Die Empfehlung der Experten: Verpflichtendes Krafttraining mindestens zweimal pro Woche plus proteinreiche Ernährung während der Behandlung. Forscher der Stanford Medicine arbeiten zudem an neuen Wirkstoffkombinationen, die in frühen Studien die Muskelmasse erhalten konnten.
Jeder Zehnte reagiert nicht richtig
Nicht alle Patienten profitieren gleichermaßen. Eine Studie der Universität Stanford im Fachjournal Genome Medicine identifizierte genetische Varianten des Enzyms PAM, die die Wirkung abschwächen können. Etwa jeder zehnte Mensch trägt diese Variante.
Bei 1.100 Diabetikern erreichten Träger dieser Veranlagung nach sechs Monaten seltener ihre Blutzuckerziele – nur 12 Prozent gegenüber 25 Prozent in der Vergleichsgruppe. Trotz teilweise höherer GLP-1-Spiegel im Blut zeigten sie geringere Reaktionen auf die Medikamente.
Mehr als nur Gewichtsverlust
Die Forschung entdeckt zunehmend weitere Effekte der Wirkstoffklasse. Studien deuten darauf hin, dass GLP-1-Präparate das Risiko für adipositas-assoziierte Krebsarten senken können – primär durch Gewichtsabnahme und entzündungshemmende Prozesse.
Forscher der Rutgers University untersuchten 2025 den Zusammenhang mit Impulskontrolle. Daten von über 7.500 US-Erwachsenen zeigten: GLP-1-Nutzer wiesen eine höhere Stressregulation und bessere Kontrolle über Belohnungsreize auf. Der Zusammenhang zwischen Impulsivität und Gewaltbereitschaft war bei aktiven Nutzern deutlich schwächer.

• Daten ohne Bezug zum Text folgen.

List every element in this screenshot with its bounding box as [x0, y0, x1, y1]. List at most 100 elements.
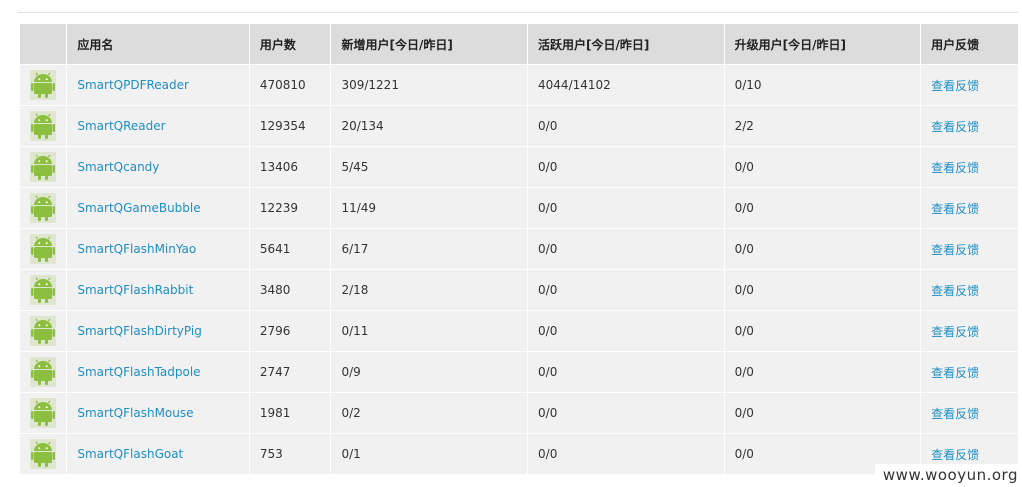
upgrade-users-cell: 0/0: [724, 393, 922, 434]
user-count-cell: 13406: [249, 147, 332, 188]
upgrade-users-cell: 0/10: [724, 65, 922, 106]
table-row: SmartQPDFReader 470810 309/1221 4044/141…: [20, 65, 1018, 106]
app-name-link[interactable]: SmartQFlashTadpole: [77, 365, 200, 379]
user-count-cell: 129354: [249, 106, 332, 147]
view-feedback-link[interactable]: 查看反馈: [931, 448, 979, 462]
app-icon-cell: [20, 188, 68, 229]
user-count-cell: 3480: [249, 270, 332, 311]
upgrade-users-cell: 0/0: [724, 188, 922, 229]
table-row: SmartQFlashTadpole 2747 0/9 0/0 0/0 查看反馈: [20, 352, 1018, 393]
android-icon: [30, 275, 57, 305]
active-users-cell: 0/0: [528, 270, 725, 311]
app-name-cell: SmartQFlashGoat: [67, 434, 250, 475]
active-users-cell: 0/0: [528, 393, 725, 434]
feedback-cell: 查看反馈: [921, 393, 1018, 434]
app-name-link[interactable]: SmartQFlashGoat: [77, 447, 183, 461]
android-icon: [30, 316, 57, 346]
feedback-cell: 查看反馈: [921, 229, 1018, 270]
app-stats-table: 应用名 用户数 新增用户[今日/昨日] 活跃用户[今日/昨日] 升级用户[今日/…: [20, 24, 1018, 475]
feedback-cell: 查看反馈: [921, 147, 1018, 188]
table-row: SmartQFlashMinYao 5641 6/17 0/0 0/0 查看反馈: [20, 229, 1018, 270]
feedback-cell: 查看反馈: [921, 311, 1018, 352]
view-feedback-link[interactable]: 查看反馈: [931, 407, 979, 421]
app-icon-cell: [20, 352, 68, 393]
app-icon-cell: [20, 106, 68, 147]
table-row: SmartQFlashMouse 1981 0/2 0/0 0/0 查看反馈: [20, 393, 1018, 434]
app-name-cell: SmartQReader: [67, 106, 250, 147]
android-icon: [30, 193, 57, 223]
table-row: SmartQGameBubble 12239 11/49 0/0 0/0 查看反…: [20, 188, 1018, 229]
upgrade-users-cell: 0/0: [724, 270, 922, 311]
app-name-cell: SmartQGameBubble: [67, 188, 250, 229]
new-users-cell: 0/9: [331, 352, 529, 393]
new-users-cell: 309/1221: [331, 65, 529, 106]
table-row: SmartQcandy 13406 5/45 0/0 0/0 查看反馈: [20, 147, 1018, 188]
feedback-cell: 查看反馈: [921, 106, 1018, 147]
app-name-link[interactable]: SmartQcandy: [77, 160, 159, 174]
app-name-link[interactable]: SmartQFlashMinYao: [77, 242, 196, 256]
header-new-users: 新增用户[今日/昨日]: [331, 24, 529, 65]
new-users-cell: 0/1: [331, 434, 529, 475]
new-users-cell: 11/49: [331, 188, 529, 229]
android-icon: [30, 234, 57, 264]
app-icon-cell: [20, 147, 68, 188]
app-icon-cell: [20, 434, 68, 475]
header-active-users: 活跃用户[今日/昨日]: [528, 24, 725, 65]
header-icon: [20, 24, 68, 65]
app-icon-cell: [20, 65, 68, 106]
new-users-cell: 20/134: [331, 106, 529, 147]
app-name-link[interactable]: SmartQReader: [77, 119, 165, 133]
header-feedback: 用户反馈: [921, 24, 1018, 65]
user-count-cell: 2747: [249, 352, 332, 393]
android-icon: [30, 398, 57, 428]
user-count-cell: 1981: [249, 393, 332, 434]
new-users-cell: 0/2: [331, 393, 529, 434]
user-count-cell: 753: [249, 434, 332, 475]
table-header-row: 应用名 用户数 新增用户[今日/昨日] 活跃用户[今日/昨日] 升级用户[今日/…: [20, 24, 1018, 65]
app-icon-cell: [20, 311, 68, 352]
upgrade-users-cell: 0/0: [724, 147, 922, 188]
active-users-cell: 0/0: [528, 434, 725, 475]
active-users-cell: 0/0: [528, 188, 725, 229]
view-feedback-link[interactable]: 查看反馈: [931, 79, 979, 93]
app-stats-table-container: 应用名 用户数 新增用户[今日/昨日] 活跃用户[今日/昨日] 升级用户[今日/…: [20, 24, 1018, 475]
table-row: SmartQFlashGoat 753 0/1 0/0 0/0 查看反馈: [20, 434, 1018, 475]
active-users-cell: 0/0: [528, 106, 725, 147]
app-icon-cell: [20, 393, 68, 434]
app-name-cell: SmartQFlashMinYao: [67, 229, 250, 270]
app-name-cell: SmartQFlashDirtyPig: [67, 311, 250, 352]
feedback-cell: 查看反馈: [921, 270, 1018, 311]
new-users-cell: 2/18: [331, 270, 529, 311]
app-name-link[interactable]: SmartQFlashDirtyPig: [77, 324, 201, 338]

Am 18. Juni veröffentlichten die DGKJ und DAG neue Leitlinien für Kinder und Jugendliche mit extremer Adipositas. Sie empfehlen GLP-1-Präparate ab dem zugelassenen Mindestalter als Ergänzung zu Lebensstilinterventionen – allerdings nur in spezialisierten Zentren. Die Kostenübernahme bleibt in Deutschland wegen gesetzlicher Regelungen für Lifestyle-Medikamente häufig problematisch.
Vorsicht vor Social-Media-Trends
Ernährungsexperten warnen vor dem sogenannten „Natural Wegovy“. In sozialen Medien kursiert die Behauptung, bestimmte Lebensmittelkombinationen wie Eier mit Olivenöl könnten die körpereigene GLP-1-Ausschüttung ähnlich stark stimulieren wie Medikamente.
Die Fachleute stellen klar: Die natürliche Hormonausschüttung ist deutlich geringer und kurzlebiger. Solche Trends können keine medizinische Therapie ersetzen.